'Governance of controversial Internet content in the European Union.'
At this point it is worth assessing these policies in the light of the questions raised about governance in the Introduction and in the literature review. To what extent can European Union policy on Internet content be said to bear out the paradigm of 'network governance' described by Reidenberg and others? That paradigm may be summarised as follows. The role of the state is circumscribed in terms of its traditional exclusive sovereignty and regulatory powers in a distinct territory. However the state retains crucial degree of manoeuvring room. In Walker's words 'the fragmentary state can respond to challenges by more imaginative forms of governance'. The state can maintain 'crucial functions in terms of managing the political linkages in governance'. The role of the sate is not exclusive; it 'may need further sustenance by the activation of more varied levels of power at second hand'. In Reidenberg's view the state becomes just one element in a 'complex mix of rule-makers'(1997:96):
On the GII governance can no longer be viewed as an exercise in state edict. The relationships among the different participants ...become interactive. States have direct interests ...The Private Sector has a crucial role ...Technologists have a pivotal position ...and the GII empowers citizens to establish rules of their own. (1997: 926)
In this view of governance, policy-making among the different interests referred to is intertwined. It cannot ignore technological concerns and technologically-driven decision making. How are these views borne out in the policies and the policy-making mechanisms we have reviewed? In general terms we have seen that the policy making process in the European Union has been specifically structured with a view to including the commercial and consumer groups involved, through the constitution of the Working Party on illegal and harmful content. In the context of substantive policy on illegal content, the advocacy of a self regulation system involves the key industry players in a central way, through determining codes of conduct. This may be backed up by legislation making intermediaries liable, to different degrees, for the content they carry. However, as I have pointed out above, liability is an issue on which the Union has yet to reach closure. This bears out Reidenberg's suggestion of a 'movement toward a system of state provided incentives through encouragement, as well as allocation of liability, that will induce networks themselves to adopt desirable public policies' (1996, 930). According to this view the allocation of liability might evolve as a policy instrument to promote network self regulation. Beyond the involvement of intermediaries, the advocacy of hotlines and the general promotion of user awareness (the Commission has set up its own awareness site) involves the wider citizenry in enforcement of norms.
In the area of harmful content, that is, restricting the access of minors to adult content, the new, wider, concept of governance is even more applicable.

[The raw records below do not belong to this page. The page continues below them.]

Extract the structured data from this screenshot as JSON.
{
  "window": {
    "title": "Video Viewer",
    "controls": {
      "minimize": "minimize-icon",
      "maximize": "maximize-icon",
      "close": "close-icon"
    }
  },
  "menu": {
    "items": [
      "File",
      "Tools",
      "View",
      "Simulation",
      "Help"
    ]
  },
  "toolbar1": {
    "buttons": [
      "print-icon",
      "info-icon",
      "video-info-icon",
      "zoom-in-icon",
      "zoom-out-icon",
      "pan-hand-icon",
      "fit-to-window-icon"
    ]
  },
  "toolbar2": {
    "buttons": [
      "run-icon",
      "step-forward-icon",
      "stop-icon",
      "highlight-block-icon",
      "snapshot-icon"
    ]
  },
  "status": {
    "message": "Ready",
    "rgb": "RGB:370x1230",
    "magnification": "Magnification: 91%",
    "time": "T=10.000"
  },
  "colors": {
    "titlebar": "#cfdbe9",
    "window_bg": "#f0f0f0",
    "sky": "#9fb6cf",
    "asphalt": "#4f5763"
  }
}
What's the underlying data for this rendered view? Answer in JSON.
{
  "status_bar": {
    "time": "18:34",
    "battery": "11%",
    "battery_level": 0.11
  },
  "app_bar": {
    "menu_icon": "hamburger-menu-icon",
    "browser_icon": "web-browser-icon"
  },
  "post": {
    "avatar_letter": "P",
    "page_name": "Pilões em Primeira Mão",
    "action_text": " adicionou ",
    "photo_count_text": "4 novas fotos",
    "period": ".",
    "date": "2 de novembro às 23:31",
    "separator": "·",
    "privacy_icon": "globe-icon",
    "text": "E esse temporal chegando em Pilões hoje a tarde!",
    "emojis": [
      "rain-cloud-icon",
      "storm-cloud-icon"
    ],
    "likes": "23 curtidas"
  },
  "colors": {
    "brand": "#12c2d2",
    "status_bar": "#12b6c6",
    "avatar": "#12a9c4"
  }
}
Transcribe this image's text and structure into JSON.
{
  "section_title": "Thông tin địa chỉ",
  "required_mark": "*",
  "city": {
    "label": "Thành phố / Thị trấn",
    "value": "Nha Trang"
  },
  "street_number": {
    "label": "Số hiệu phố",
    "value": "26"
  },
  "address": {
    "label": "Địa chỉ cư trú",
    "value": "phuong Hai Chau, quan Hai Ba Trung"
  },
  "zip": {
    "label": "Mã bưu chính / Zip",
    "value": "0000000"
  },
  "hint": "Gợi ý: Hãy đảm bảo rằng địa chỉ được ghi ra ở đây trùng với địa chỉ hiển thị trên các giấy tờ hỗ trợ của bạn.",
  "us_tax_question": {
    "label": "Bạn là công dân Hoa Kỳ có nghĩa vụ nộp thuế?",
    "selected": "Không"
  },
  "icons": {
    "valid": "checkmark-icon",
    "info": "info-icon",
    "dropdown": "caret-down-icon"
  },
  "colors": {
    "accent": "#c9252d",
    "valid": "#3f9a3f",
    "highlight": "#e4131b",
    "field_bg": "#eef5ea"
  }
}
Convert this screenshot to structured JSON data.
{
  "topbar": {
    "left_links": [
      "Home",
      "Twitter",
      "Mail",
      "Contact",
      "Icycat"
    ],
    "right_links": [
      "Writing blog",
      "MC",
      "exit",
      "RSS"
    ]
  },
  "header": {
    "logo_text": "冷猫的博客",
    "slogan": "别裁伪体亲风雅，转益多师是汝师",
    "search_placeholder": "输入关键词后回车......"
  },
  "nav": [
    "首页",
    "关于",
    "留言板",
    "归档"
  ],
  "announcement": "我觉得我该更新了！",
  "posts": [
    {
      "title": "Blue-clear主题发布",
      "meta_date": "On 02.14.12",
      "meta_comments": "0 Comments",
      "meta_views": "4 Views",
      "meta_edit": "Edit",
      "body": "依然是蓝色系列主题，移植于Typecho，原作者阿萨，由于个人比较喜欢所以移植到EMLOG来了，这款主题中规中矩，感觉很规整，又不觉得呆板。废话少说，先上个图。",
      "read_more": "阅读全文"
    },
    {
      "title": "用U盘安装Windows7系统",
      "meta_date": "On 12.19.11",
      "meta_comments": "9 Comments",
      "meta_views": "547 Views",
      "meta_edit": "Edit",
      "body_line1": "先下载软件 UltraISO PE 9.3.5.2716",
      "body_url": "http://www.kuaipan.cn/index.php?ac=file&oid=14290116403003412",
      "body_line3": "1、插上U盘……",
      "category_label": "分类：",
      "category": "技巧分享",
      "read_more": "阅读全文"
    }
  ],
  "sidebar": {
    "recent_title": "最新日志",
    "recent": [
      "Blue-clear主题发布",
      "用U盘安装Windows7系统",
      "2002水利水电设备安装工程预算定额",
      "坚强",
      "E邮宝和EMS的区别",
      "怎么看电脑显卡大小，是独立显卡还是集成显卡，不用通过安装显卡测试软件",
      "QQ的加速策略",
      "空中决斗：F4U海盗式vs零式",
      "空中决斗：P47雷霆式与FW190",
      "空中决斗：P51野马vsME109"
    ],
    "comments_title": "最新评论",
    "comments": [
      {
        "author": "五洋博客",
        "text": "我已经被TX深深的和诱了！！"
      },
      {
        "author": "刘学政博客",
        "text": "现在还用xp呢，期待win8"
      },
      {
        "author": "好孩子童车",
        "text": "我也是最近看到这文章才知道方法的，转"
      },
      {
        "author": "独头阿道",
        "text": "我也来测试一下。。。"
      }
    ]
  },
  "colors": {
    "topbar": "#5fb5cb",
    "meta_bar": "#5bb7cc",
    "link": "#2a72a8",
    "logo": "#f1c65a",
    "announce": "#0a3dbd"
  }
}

Traditional gate keeping mechanisms are rendered inoperable by the technological infrastructure of the new medium, yet it is to technology that the Union has turned in its search for policy instruments. This has involved close alliances with the industry in promoting the PICS protocol as a global standard. The salience of this point is reinforced by the close historical relationship which the European Commission has built with the World Wide Web Consortium (W3C). This is an international non-profit making association of academics, public interest groups and computer companies which promotes standards and inetroperability on the World Wide Web, and also looks at the social consequences of technology (World Wide Web Consortium, 1997). Its key personnel were instrumental in the original development of the Hypertext Transfer Protocol on which the web is based. The Consortium is backed by 39 global computer and communications companies (Akdeniz 1996,1997). Significantly, the European Commission played a role in the establishment of the W3C (Communication) which in turn has been represented on the Commission's Working Party on illegal and harmful content (parts). The Commission is also involved with the W3C in other areas of information policy, as instanced in the WEBCORE project, 'an action undertaken to secure global interoperability and European competitiveness in the Global Information Society' (Commission, 1996?). This confirms Reidenberg's view:
Executive and legislative fora lose a degree of relevance to technical standards organisations. Standards decisions affect fundamental public concerns and are no longer technical rules of purely commercial interest (Reidenberg, 1996: 927)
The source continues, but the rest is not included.